Still to read the full thread but skimming a couple I can add these
comments:

On Wed, 7 Feb 2001, Marko Vendelin wrote:
[...]
> > John> How would your method cope with a number of different toolbars
> > John> for different things ? Do you call update() on each one ? Why
> > John> not just let the frontend decide what needs updating - why not
> > John> just tell it what changed ?
> >
> > What I envision is enhancing the toolbar code to have several named
> > toolbars, like current menus. Then add methods show/hide for named
> > toolbars. The toolbars would have generic names like "math",
> > "tabular", etc. A dumb implementation like xforms could chose to
> > ignore these calls. Better ones would do the right thing.
>
> Another possibility is to use exactly the same interface for toolbar and
> menubar.

Or toolbar and dialogs as I keep saying...

> Then the set of toolbars will be presented by first level
> submenus, buttons in the toolbars --- by commands in submenus, and
> comboboxen by sub-submenus. Easy and as configurable as menubars
> are. Kernel will just call toolbar->update() and menubar->update() and
> there will be only one toolbar object to call by the kernel.

and only emit the appropriate signal which can be shared between different
implementations of the same thing...

> [...]
> > John> I don't see how you could do this in a nice way, without
> > John> essentially implementing my suggested scheme :
> >
> > John>       Signal0<void> enteredTableArea;
> >
> > toolbar->show("tabular");
>
> do you really want to see flashing toolbars depending on where you are in
> the document? I think that usually people fix the toolbars and these
> toolbars don't change much. I might be wrong --- there are no toolbars in
> my gnu emacs at all.

You all seem to have missed the fact that tables already have an update
signal for the dialog and that triggers changes in the dialog when the
cursor moves around the cells.  A table toolbar is just a different form
of this dialog and so there is no point in adding a toolbar specific
signal when the table dialog one already exists.  That's part of the
reason why I keep trying to get you blokes to see that toolbars are just
the same as dialogs.  They are built differently [initialisation] but they
look the same to the kernel and can share the same signals.

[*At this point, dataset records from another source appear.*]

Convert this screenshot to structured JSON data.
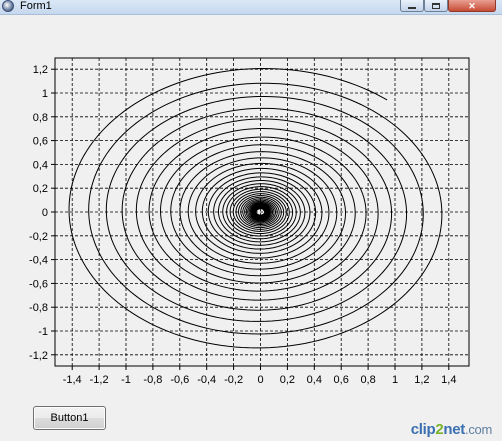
{
  "window": {
    "title": "Form1",
    "icon": "app-globe-icon",
    "controls": {
      "minimize": "minimize-icon",
      "maximize": "maximize-icon",
      "close": "close-icon"
    }
  },
  "button1": {
    "label": "Button1"
  },
  "watermark": {
    "brand": "clip",
    "two": "2",
    "net": "net",
    "tld": ".com"
  },
  "chart_data": {
    "type": "line",
    "title": "",
    "xlabel": "",
    "ylabel": "",
    "xlim": [
      -1.5,
      1.5
    ],
    "ylim": [
      -1.3,
      1.3
    ],
    "grid": true,
    "grid_style": "dashed",
    "x_ticks": [
      "-1,4",
      "-1,2",
      "-1",
      "-0,8",
      "-0,6",
      "-0,4",
      "-0,2",
      "0",
      "0,2",
      "0,4",
      "0,6",
      "0,8",
      "1",
      "1,2",
      "1,4"
    ],
    "y_ticks": [
      "1,2",
      "1",
      "0,8",
      "0,6",
      "0,4",
      "0,2",
      "0",
      "-0,2",
      "-0,4",
      "-0,6",
      "-0,8",
      "-1",
      "-1,2"
    ],
    "series": [
      {
        "curve": "parametric spiral",
        "color": "#000000",
        "x_outer_radius": 1.48,
        "y_outer_radius": 1.22,
        "x_inner_radius": 0.03,
        "y_inner_radius": 0.03,
        "turns": 36,
        "start_point": [
          1.0,
          1.0
        ],
        "end_point": [
          0.0,
          0.0
        ]
      }
    ]
  }
}
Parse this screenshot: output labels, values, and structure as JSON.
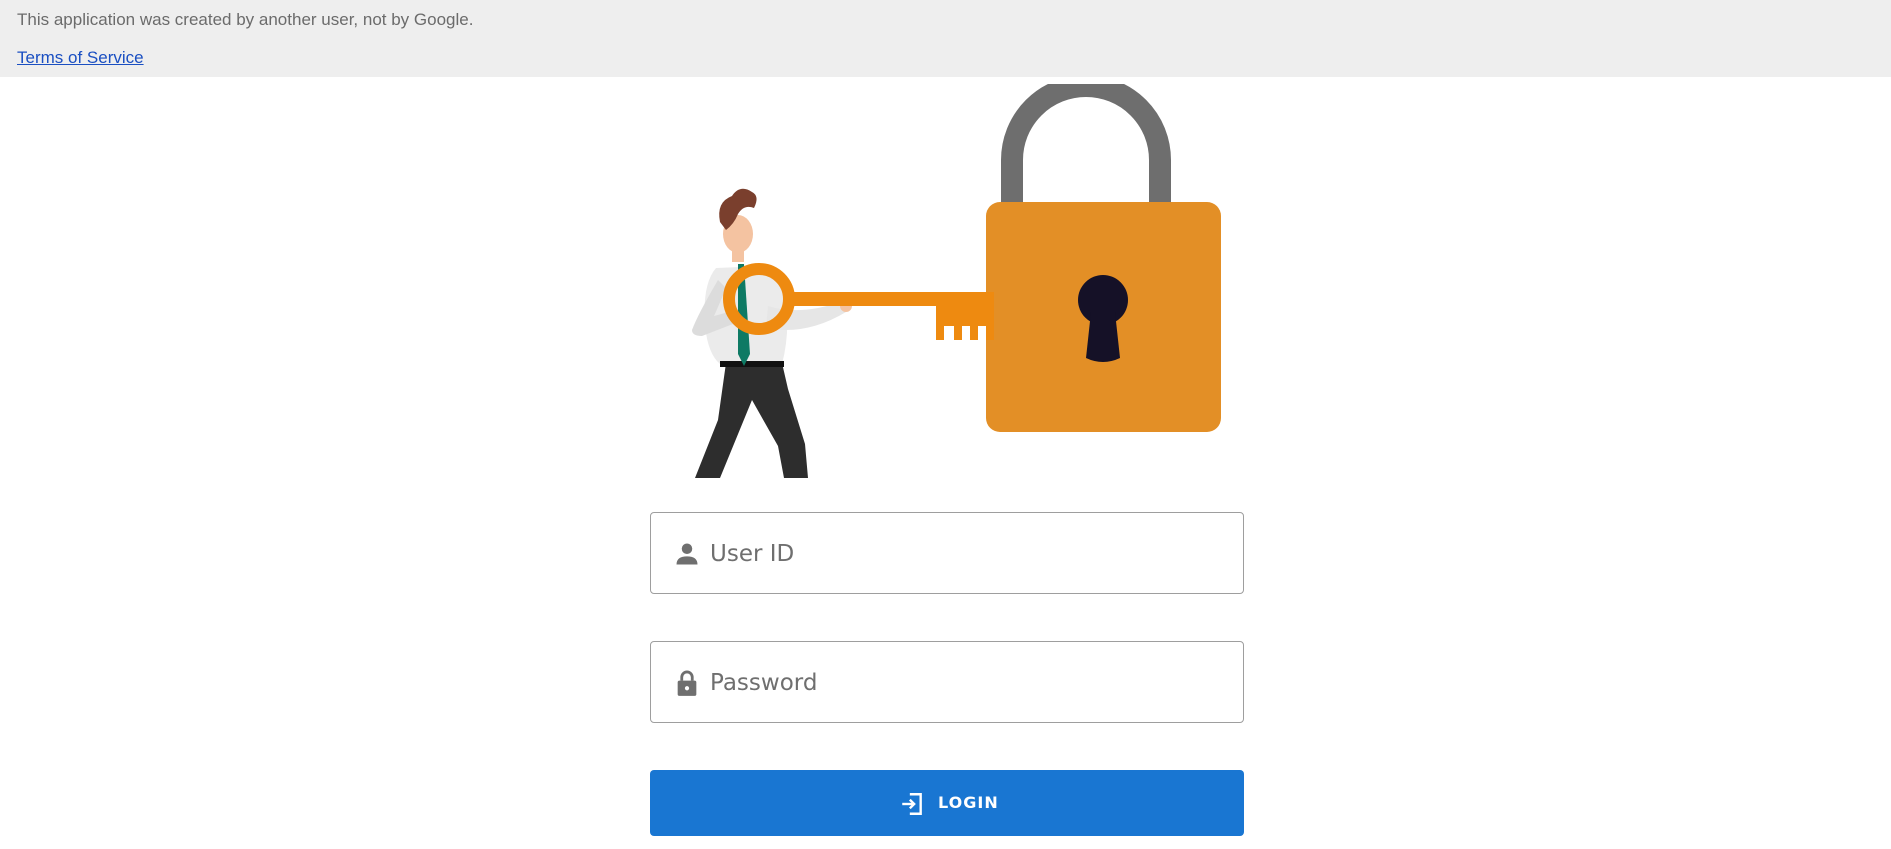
{
  "banner": {
    "notice": "This application was created by another user, not by Google.",
    "terms_link": "Terms of Service"
  },
  "illustration": {
    "description_icon": "man-with-key-and-padlock"
  },
  "form": {
    "user_id": {
      "icon": "person-icon",
      "placeholder": "User ID",
      "value": ""
    },
    "password": {
      "icon": "lock-icon",
      "placeholder": "Password",
      "value": ""
    },
    "login_button": {
      "icon": "login-icon",
      "label": "LOGIN"
    }
  },
  "colors": {
    "banner_bg": "#eeeeee",
    "link": "#1a4fc2",
    "padlock_body": "#e38f26",
    "padlock_shackle": "#6e6e6e",
    "key": "#ee8a10",
    "button": "#1976d2"
  }
}
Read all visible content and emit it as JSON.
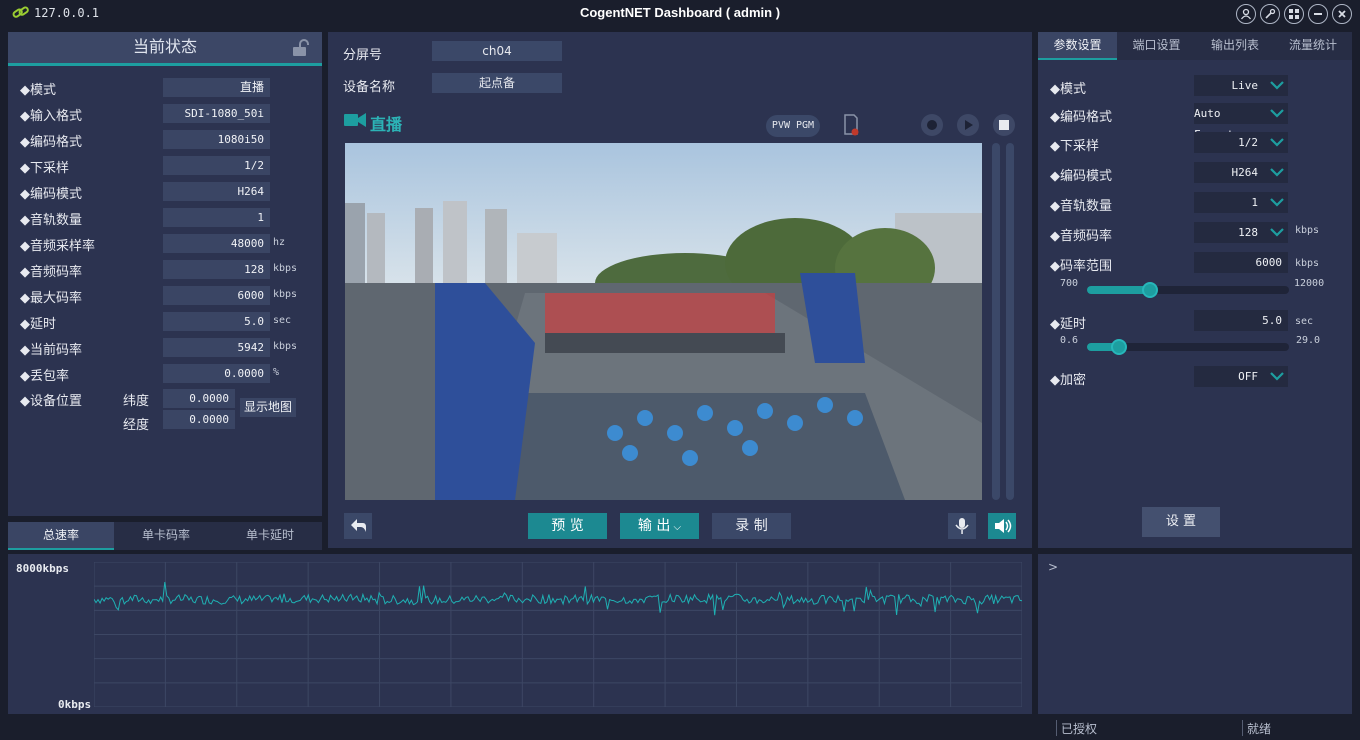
{
  "titlebar": {
    "ip": "127.0.0.1",
    "title": "CogentNET Dashboard ( admin )",
    "icons": [
      "link-icon",
      "user-icon",
      "wrench-icon",
      "grid-icon",
      "minimize-icon",
      "close-icon"
    ]
  },
  "status": {
    "title": "当前状态",
    "rows": [
      {
        "label": "◆模式",
        "value": "直播",
        "unit": ""
      },
      {
        "label": "◆输入格式",
        "value": "SDI-1080_50i",
        "unit": ""
      },
      {
        "label": "◆编码格式",
        "value": "1080i50",
        "unit": ""
      },
      {
        "label": "◆下采样",
        "value": "1/2",
        "unit": ""
      },
      {
        "label": "◆编码模式",
        "value": "H264",
        "unit": ""
      },
      {
        "label": "◆音轨数量",
        "value": "1",
        "unit": ""
      },
      {
        "label": "◆音频采样率",
        "value": "48000",
        "unit": "hz"
      },
      {
        "label": "◆音频码率",
        "value": "128",
        "unit": "kbps"
      },
      {
        "label": "◆最大码率",
        "value": "6000",
        "unit": "kbps"
      },
      {
        "label": "◆延时",
        "value": "5.0",
        "unit": "sec"
      },
      {
        "label": "◆当前码率",
        "value": "5942",
        "unit": "kbps"
      },
      {
        "label": "◆丢包率",
        "value": "0.0000",
        "unit": "%"
      }
    ],
    "location": {
      "label": "◆设备位置",
      "lat_label": "纬度",
      "lat": "0.0000",
      "lon_label": "经度",
      "lon": "0.0000",
      "map_button": "显示地图"
    }
  },
  "bottom_tabs": [
    "总速率",
    "单卡码率",
    "单卡延时"
  ],
  "center": {
    "screen_label": "分屏号",
    "screen_value": "ch04",
    "device_label": "设备名称",
    "device_value": "起点备",
    "live_label": "直播",
    "pvw": "PVW",
    "pgm": "PGM",
    "buttons": {
      "preview": "预 览",
      "output": "输 出",
      "record": "录 制"
    }
  },
  "right": {
    "tabs": [
      "参数设置",
      "端口设置",
      "输出列表",
      "流量统计"
    ],
    "settings": [
      {
        "label": "◆模式",
        "value": "Live",
        "type": "select"
      },
      {
        "label": "◆编码格式",
        "value": "Auto Format",
        "type": "select"
      },
      {
        "label": "◆下采样",
        "value": "1/2",
        "type": "select"
      },
      {
        "label": "◆编码模式",
        "value": "H264",
        "type": "select"
      },
      {
        "label": "◆音轨数量",
        "value": "1",
        "type": "select"
      },
      {
        "label": "◆音频码率",
        "value": "128",
        "type": "select",
        "unit": "kbps"
      }
    ],
    "bitrate": {
      "label": "◆码率范围",
      "value": "6000",
      "unit": "kbps",
      "min": "700",
      "max": "12000",
      "fraction": 0.31
    },
    "delay": {
      "label": "◆延时",
      "value": "5.0",
      "unit": "sec",
      "min": "0.6",
      "max": "29.0",
      "fraction": 0.16
    },
    "encrypt": {
      "label": "◆加密",
      "value": "OFF"
    },
    "apply_button": "设 置"
  },
  "chart": {
    "ymax_label": "8000kbps",
    "ymin_label": "0kbps"
  },
  "chart_data": {
    "type": "line",
    "title": "",
    "ylim": [
      0,
      8000
    ],
    "ylabel": "",
    "series": [
      {
        "values": [
          5950,
          5920,
          5980,
          5900,
          5960,
          5940,
          5990,
          5910,
          5950,
          5930
        ]
      }
    ],
    "grid": true
  },
  "log": {
    "prompt": ">"
  },
  "statusbar": {
    "license": "已授权",
    "state": "就绪"
  },
  "colors": {
    "accent": "#1d9ea0",
    "panel": "#2c3350",
    "background": "#1a1e2c"
  }
}
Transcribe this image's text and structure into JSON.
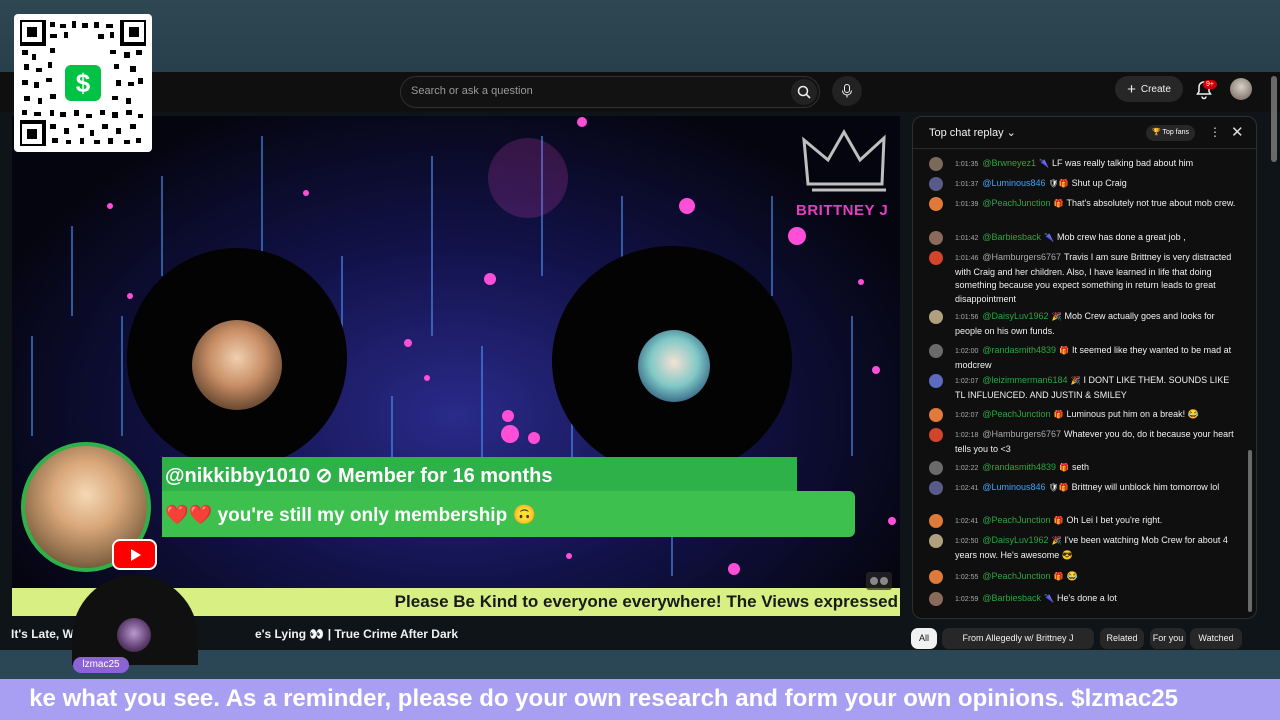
{
  "search": {
    "placeholder": "Search or ask a question"
  },
  "header": {
    "create_label": "Create",
    "notif_badge": "9+"
  },
  "cashapp": {
    "symbol": "$"
  },
  "stream": {
    "brand": "BRITTNEY J",
    "member_name": "@nikkibby1010 ⊘  Member for 16 months",
    "member_message": "❤️❤️ you're still my only membership 🙃",
    "ticker": "Please Be Kind to everyone everywhere! The Views expressed",
    "guest_tag": "lzmac25"
  },
  "video_title": {
    "part1": "It's Late, W",
    "part2": "e's Lying 👀 | True Crime After Dark"
  },
  "bottom_banner": "ke what you see. As a reminder, please do your own research and form your own opinions. $lzmac25",
  "chat": {
    "title": "Top chat replay ⌄",
    "top_fans": "🏆 Top fans",
    "messages": [
      {
        "time": "1:01:35",
        "author": "@Brwneyez1",
        "icon": "🌂",
        "text": "LF was really talking bad about him",
        "color": "green",
        "avatar": "#7a6a5a"
      },
      {
        "time": "1:01:37",
        "author": "@Luminous846",
        "icon": "🛡🎁",
        "text": "Shut up Craig",
        "color": "blue",
        "avatar": "#5a5a8a"
      },
      {
        "time": "1:01:39",
        "author": "@PeachJunction",
        "icon": "🎁",
        "text": "That's absolutely not true about mob crew.",
        "color": "green",
        "avatar": "#e07a3a"
      },
      {
        "time": "1:01:42",
        "author": "@Barbiesback",
        "icon": "🌂",
        "text": "Mob crew has done a great job ,",
        "color": "green",
        "avatar": "#8a6a5a"
      },
      {
        "time": "1:01:46",
        "author": "@Hamburgers6767",
        "icon": "",
        "text": "Travis I am sure Brittney is very distracted with Craig and her children. Also, I have learned in life that doing something because you expect something in return leads to great disappointment",
        "color": "gray",
        "avatar": "#d2452b"
      },
      {
        "time": "1:01:56",
        "author": "@DaisyLuv1962",
        "icon": "🎉",
        "text": "Mob Crew actually goes and looks for people on his own funds.",
        "color": "green",
        "avatar": "#b0a080"
      },
      {
        "time": "1:02:00",
        "author": "@randasmith4839",
        "icon": "🎁",
        "text": "It seemed like they wanted to be mad at modcrew",
        "color": "green",
        "avatar": "#6a6a6a"
      },
      {
        "time": "1:02:07",
        "author": "@leizimmerman6184",
        "icon": "🎉",
        "text": "I DONT LIKE THEM. SOUNDS LIKE TL INFLUENCED. AND JUSTIN & SMILEY",
        "color": "green",
        "avatar": "#5c6bc0"
      },
      {
        "time": "1:02:07",
        "author": "@PeachJunction",
        "icon": "🎁",
        "text": "Luminous put him on a break! 😂",
        "color": "green",
        "avatar": "#e07a3a"
      },
      {
        "time": "1:02:18",
        "author": "@Hamburgers6767",
        "icon": "",
        "text": "Whatever you do, do it because your heart tells you to <3",
        "color": "gray",
        "avatar": "#d2452b"
      },
      {
        "time": "1:02:22",
        "author": "@randasmith4839",
        "icon": "🎁",
        "text": "seth",
        "color": "green",
        "avatar": "#6a6a6a"
      },
      {
        "time": "1:02:41",
        "author": "@Luminous846",
        "icon": "🛡🎁",
        "text": "Brittney will unblock him tomorrow lol",
        "color": "blue",
        "avatar": "#5a5a8a"
      },
      {
        "time": "1:02:41",
        "author": "@PeachJunction",
        "icon": "🎁",
        "text": "Oh Lei I bet you're right.",
        "color": "green",
        "avatar": "#e07a3a"
      },
      {
        "time": "1:02:50",
        "author": "@DaisyLuv1962",
        "icon": "🎉",
        "text": "I've been watching Mob Crew for about 4 years now. He's awesome 😎",
        "color": "green",
        "avatar": "#b0a080"
      },
      {
        "time": "1:02:55",
        "author": "@PeachJunction",
        "icon": "🎁",
        "text": "😂",
        "color": "green",
        "avatar": "#e07a3a"
      },
      {
        "time": "1:02:59",
        "author": "@Barbiesback",
        "icon": "🌂",
        "text": "He's done a lot",
        "color": "green",
        "avatar": "#8a6a5a"
      }
    ]
  },
  "chips": [
    "All",
    "From Allegedly w/ Brittney J",
    "Related",
    "For you",
    "Watched"
  ]
}
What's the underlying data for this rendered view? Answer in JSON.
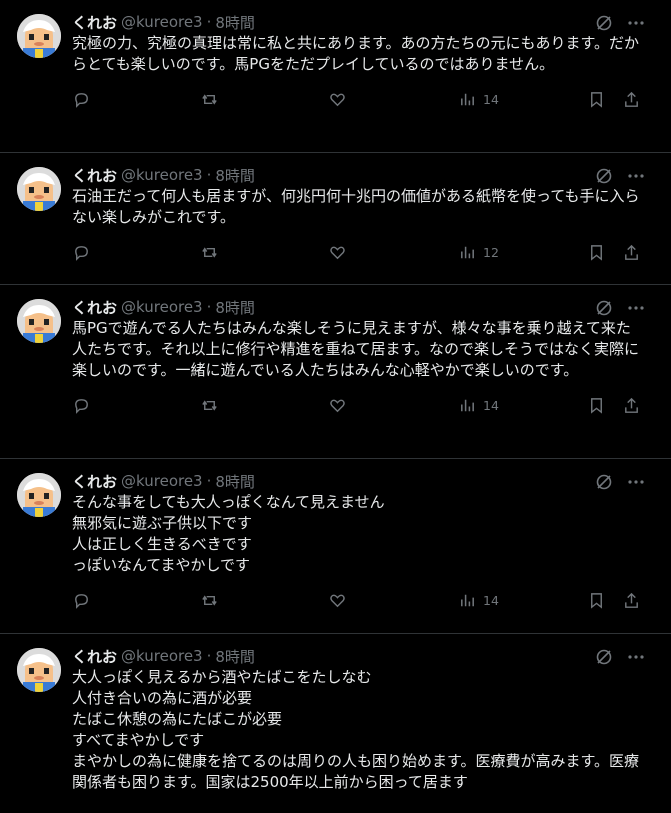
{
  "tweets": [
    {
      "name": "くれお",
      "handle": "@kureore3",
      "time": "8時間",
      "text": "究極の力、究極の真理は常に私と共にあります。あの方たちの元にもあります。だからとても楽しいのです。馬PGをただプレイしているのではありません。",
      "views": "14"
    },
    {
      "name": "くれお",
      "handle": "@kureore3",
      "time": "8時間",
      "text": "石油王だって何人も居ますが、何兆円何十兆円の価値がある紙幣を使っても手に入らない楽しみがこれです。",
      "views": "12"
    },
    {
      "name": "くれお",
      "handle": "@kureore3",
      "time": "8時間",
      "text": "馬PGで遊んでる人たちはみんな楽しそうに見えますが、様々な事を乗り越えて来た人たちです。それ以上に修行や精進を重ねて居ます。なので楽しそうではなく実際に楽しいのです。一緒に遊んでいる人たちはみんな心軽やかで楽しいのです。",
      "views": "14"
    },
    {
      "name": "くれお",
      "handle": "@kureore3",
      "time": "8時間",
      "text": "そんな事をしても大人っぽくなんて見えません\n無邪気に遊ぶ子供以下です\n人は正しく生きるべきです\nっぽいなんてまやかしです",
      "views": "14"
    },
    {
      "name": "くれお",
      "handle": "@kureore3",
      "time": "8時間",
      "text": "大人っぽく見えるから酒やたばこをたしなむ\n人付き合いの為に酒が必要\nたばこ休憩の為にたばこが必要\nすべてまやかしです\nまやかしの為に健康を捨てるのは周りの人も困り始めます。医療費が高みます。医療関係者も困ります。国家は2500年以上前から困って居ます",
      "views": ""
    }
  ],
  "colors": {
    "bg": "#000000",
    "text": "#e7e9ea",
    "muted": "#71767b",
    "border": "#2f3336"
  }
}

> > >> _except_ for the TOC case, which deserves a special treatment with
> > >> some signals. This is another reason why I want to remove the refs
> > >> stuff, which is the other special case.
>
> Maybe TOC, LOF, LOT, ... need a new signal (updateLists)?

Why all lists?  If a figure inset is changed then an LOF-signal could be
sent and so on.

> > Also, in menus, there is the problem of updating intelligently the
> > TOC (because it could cost time to do it too often). However this
> > problem would also arise if you had complete control on the menus. A
> > solution has to be devised, maybe with signals.
>
> Signal would be nice.

I still think this should be triggered by the frontend -- sure I know the
tear-off menu arguement and there is probably a need for a specific signal
for that but you should only need to update the TOC when it's accessed.
A torn-off menu however would want to be updated by a signal (since it
would look like the existing TOC dialog).